The only thing I told my girlfriend about her birthday present was that it would involve a road trip. The side streets in our Brooklyn neighborhood were blockaded by gray snowbanks, so it took us most of a Saturday morning to excavate the car. When we finally merged onto I-87 north and unwrapped our bagels — “My birthday brunch on the Hudson,” Sarah optimistically called it — I popped in a CD I’d burned for the trip. The mix included Bob Dylan’s “Baby Let Me Follow You Down,” a Muddy Waters recording of a Bobby Charles song, and two versions of “The Weight,” possibly the greatest rock song ever written. All these tunes featured the drumming, singing, or production talents of Levon Helm, a living legend of American roots music. An original member of the seminal group The Band, Helm has also enjoyed a highly successful solo career. He resides, jams, and records Grammy-winning records in a hand-built barn in Woodstock. On Saturday nights when he is not on tour, Helm invites some of his musician friends — Elvis Costello, Norah Jones, Emmylou Harris, and Dr.
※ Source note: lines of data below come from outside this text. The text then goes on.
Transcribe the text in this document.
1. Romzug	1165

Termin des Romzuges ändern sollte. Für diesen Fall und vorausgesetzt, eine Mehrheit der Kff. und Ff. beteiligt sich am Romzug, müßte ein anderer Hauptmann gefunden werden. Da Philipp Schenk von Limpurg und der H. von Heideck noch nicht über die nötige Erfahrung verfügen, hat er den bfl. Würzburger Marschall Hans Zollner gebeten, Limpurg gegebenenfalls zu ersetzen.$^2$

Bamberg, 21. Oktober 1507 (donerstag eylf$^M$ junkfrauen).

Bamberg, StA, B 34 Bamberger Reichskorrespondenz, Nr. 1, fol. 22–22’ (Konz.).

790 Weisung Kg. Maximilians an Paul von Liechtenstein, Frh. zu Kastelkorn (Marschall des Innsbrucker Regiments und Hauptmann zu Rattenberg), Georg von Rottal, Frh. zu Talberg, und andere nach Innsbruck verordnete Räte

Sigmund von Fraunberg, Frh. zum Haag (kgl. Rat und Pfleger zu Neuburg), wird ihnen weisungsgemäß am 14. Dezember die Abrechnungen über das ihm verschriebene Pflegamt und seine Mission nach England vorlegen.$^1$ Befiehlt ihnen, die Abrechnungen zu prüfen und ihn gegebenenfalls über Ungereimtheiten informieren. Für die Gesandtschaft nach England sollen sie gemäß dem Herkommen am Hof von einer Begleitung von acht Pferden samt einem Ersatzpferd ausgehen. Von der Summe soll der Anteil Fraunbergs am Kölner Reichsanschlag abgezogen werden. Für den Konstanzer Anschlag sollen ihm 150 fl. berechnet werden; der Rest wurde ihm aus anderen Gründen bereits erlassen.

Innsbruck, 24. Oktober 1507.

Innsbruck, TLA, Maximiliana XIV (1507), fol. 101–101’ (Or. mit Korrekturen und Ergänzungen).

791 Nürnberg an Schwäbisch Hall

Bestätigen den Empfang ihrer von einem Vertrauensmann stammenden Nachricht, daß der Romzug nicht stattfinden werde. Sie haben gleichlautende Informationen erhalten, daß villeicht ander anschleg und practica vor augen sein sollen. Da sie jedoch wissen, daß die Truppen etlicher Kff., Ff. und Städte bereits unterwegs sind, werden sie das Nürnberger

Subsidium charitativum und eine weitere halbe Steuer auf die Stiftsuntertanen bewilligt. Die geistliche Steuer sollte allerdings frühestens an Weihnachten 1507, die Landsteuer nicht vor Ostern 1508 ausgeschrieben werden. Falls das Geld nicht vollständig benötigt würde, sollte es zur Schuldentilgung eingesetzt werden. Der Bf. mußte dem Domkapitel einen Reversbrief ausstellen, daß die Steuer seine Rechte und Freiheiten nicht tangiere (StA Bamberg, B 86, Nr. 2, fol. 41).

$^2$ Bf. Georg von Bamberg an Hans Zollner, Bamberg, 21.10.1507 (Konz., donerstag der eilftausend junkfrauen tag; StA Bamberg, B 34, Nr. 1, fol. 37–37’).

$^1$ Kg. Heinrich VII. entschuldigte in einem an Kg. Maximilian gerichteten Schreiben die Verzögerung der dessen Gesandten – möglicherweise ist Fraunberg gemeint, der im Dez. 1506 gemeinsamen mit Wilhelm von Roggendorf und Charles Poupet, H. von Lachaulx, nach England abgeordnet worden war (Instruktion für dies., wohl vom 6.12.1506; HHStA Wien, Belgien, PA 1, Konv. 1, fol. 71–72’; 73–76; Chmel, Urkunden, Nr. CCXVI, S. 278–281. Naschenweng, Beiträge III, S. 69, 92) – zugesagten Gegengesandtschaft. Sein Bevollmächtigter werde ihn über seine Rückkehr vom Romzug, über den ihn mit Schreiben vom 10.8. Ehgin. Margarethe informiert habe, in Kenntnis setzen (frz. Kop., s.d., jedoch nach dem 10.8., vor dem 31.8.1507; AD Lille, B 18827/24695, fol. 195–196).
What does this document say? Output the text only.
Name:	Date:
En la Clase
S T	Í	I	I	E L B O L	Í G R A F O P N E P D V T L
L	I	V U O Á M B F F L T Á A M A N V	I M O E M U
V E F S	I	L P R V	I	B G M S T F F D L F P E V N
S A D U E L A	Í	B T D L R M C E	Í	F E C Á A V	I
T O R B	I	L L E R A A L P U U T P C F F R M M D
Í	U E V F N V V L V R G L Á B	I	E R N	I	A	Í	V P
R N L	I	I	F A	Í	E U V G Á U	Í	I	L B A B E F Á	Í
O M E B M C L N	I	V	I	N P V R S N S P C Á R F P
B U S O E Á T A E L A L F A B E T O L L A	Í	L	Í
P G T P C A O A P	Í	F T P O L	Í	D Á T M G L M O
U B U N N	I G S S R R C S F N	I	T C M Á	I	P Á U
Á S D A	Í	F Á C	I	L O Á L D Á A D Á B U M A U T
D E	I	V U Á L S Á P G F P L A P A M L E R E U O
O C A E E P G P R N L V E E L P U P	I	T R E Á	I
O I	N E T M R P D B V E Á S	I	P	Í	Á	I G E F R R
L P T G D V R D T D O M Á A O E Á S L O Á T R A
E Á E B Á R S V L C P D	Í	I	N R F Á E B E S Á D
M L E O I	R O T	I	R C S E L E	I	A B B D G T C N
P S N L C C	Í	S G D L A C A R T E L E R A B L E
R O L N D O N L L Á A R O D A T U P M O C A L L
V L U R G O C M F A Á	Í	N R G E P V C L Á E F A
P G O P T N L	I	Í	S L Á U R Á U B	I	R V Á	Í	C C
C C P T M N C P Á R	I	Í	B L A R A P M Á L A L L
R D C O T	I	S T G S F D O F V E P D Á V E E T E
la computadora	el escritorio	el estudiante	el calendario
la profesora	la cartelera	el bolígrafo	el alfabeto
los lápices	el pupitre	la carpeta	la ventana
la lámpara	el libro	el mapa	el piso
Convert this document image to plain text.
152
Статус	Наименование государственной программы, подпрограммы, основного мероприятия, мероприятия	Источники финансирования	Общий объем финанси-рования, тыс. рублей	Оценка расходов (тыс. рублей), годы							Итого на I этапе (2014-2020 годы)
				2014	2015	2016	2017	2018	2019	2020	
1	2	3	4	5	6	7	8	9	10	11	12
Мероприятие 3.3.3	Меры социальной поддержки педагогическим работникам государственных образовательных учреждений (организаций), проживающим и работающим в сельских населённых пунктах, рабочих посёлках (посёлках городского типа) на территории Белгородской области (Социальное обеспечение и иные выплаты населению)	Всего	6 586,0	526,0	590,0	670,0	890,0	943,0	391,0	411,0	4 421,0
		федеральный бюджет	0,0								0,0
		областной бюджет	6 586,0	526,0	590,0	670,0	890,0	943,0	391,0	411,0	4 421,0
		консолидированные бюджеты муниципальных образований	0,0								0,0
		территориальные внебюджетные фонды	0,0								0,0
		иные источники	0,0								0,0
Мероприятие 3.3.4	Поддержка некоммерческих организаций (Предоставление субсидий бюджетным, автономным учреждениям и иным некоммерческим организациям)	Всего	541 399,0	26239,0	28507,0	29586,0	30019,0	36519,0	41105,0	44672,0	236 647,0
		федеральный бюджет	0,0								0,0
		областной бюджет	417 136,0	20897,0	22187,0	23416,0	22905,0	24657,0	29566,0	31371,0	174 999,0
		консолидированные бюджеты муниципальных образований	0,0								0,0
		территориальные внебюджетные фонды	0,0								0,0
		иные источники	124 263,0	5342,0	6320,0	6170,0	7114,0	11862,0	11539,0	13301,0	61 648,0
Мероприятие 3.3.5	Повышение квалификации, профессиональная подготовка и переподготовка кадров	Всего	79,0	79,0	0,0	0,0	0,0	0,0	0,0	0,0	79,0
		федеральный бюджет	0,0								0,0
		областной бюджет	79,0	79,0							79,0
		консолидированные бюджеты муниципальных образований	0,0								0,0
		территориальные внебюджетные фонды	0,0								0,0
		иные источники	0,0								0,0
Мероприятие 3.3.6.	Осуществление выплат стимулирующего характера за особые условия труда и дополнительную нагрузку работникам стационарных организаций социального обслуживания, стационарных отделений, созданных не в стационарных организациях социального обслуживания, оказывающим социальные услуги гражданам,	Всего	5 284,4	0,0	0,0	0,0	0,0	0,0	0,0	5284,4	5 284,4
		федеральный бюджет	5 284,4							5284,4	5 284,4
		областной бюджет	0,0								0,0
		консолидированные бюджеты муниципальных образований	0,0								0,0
John have made the pilgrimage — to join his 10-piece band in the barn, where they pump out the baddest blues and bluegrass in the Valley. Lucky for Sarah and me, Helm also invites 100 guests to pull up a folding chair and listen. These intimate shows are known as Midnight Rambles.
Sarah and I reached Woodstock late in the afternoon, spent a few minutes checking out the town, then drove up to the base of Overlook Mountain to catch the last few minutes of sunlight. Sarah still had no inkling what her birthday present would be. It wasn’t until we turned off a dark country road onto an unpaved driveway, gave our names at the gate, and parked alongside a floodlit barn that Sarah piped up: “Um, are we at Levon Helm’s house?”
That night’s crowd — mostly middle-aged, wearing a lot of flannel and baseball caps — queued alongside the barn, drinking from plastic cups and shivering in the frigid air. Others warmed their hands over a wood fire near the gatehouse. It was hard to tell the difference between friends of the band and the fans who had paid $150 for a ticket. People milled in and out of a side door marked “Levon’s General Store.” Inside, CDs and T-shirts were for sale, and guests dropped off trays of cookies and cheese for the intermission potluck.
We joined the line and chatted with four apple-cheeked men in front of us. They’d already attended five Rambles apiece, driving from homes in Connecticut and Pennsylvania and sleeping at a nearby inn. “You’re gonna love it,” one of them told us. “When you get in there, it’s all about the music. It’s a cathedral to sound.”
The barn itself is not unlike a cathedral: high, vaulted ceilings; walls of bluestone and pine; racks of recording gear that would make an audiophile squirm with envy; an American flag hung lengthwise from the rafters; only wooden pegs, no nails, because metal would interfere with the acoustics.
And it was, indeed, all about the music. Two hours of high-energy musical comfort food, including country staples like “You’re Running Wild” and old Band favorites “The Shape I’m In” and “Ophelia.” Levon is known for surrounding himself with top-notch instrumentalists, and his current band is no exception — tight and soulful, with the sharpest horn section in all of rock and roll.
As for Sarah, she was in musical heaven. Her mouth hung open at the somber bluegrass harmonies; she hopped up to dance during the boisterous, tuba-driven “All on a Mardi Gras Day.” Later, I thought about why so many people are willing to pay a hefty sum to stand against a barn wall and listen to the blues. Perhaps, with wars raging around the world, it has something to do with holding on to the promise of peace and love that the Woodstock era represented.
Then again, maybe it’s just the opportunity to watch an icon like Levon Helm twirl his drumsticks a few feet from your face.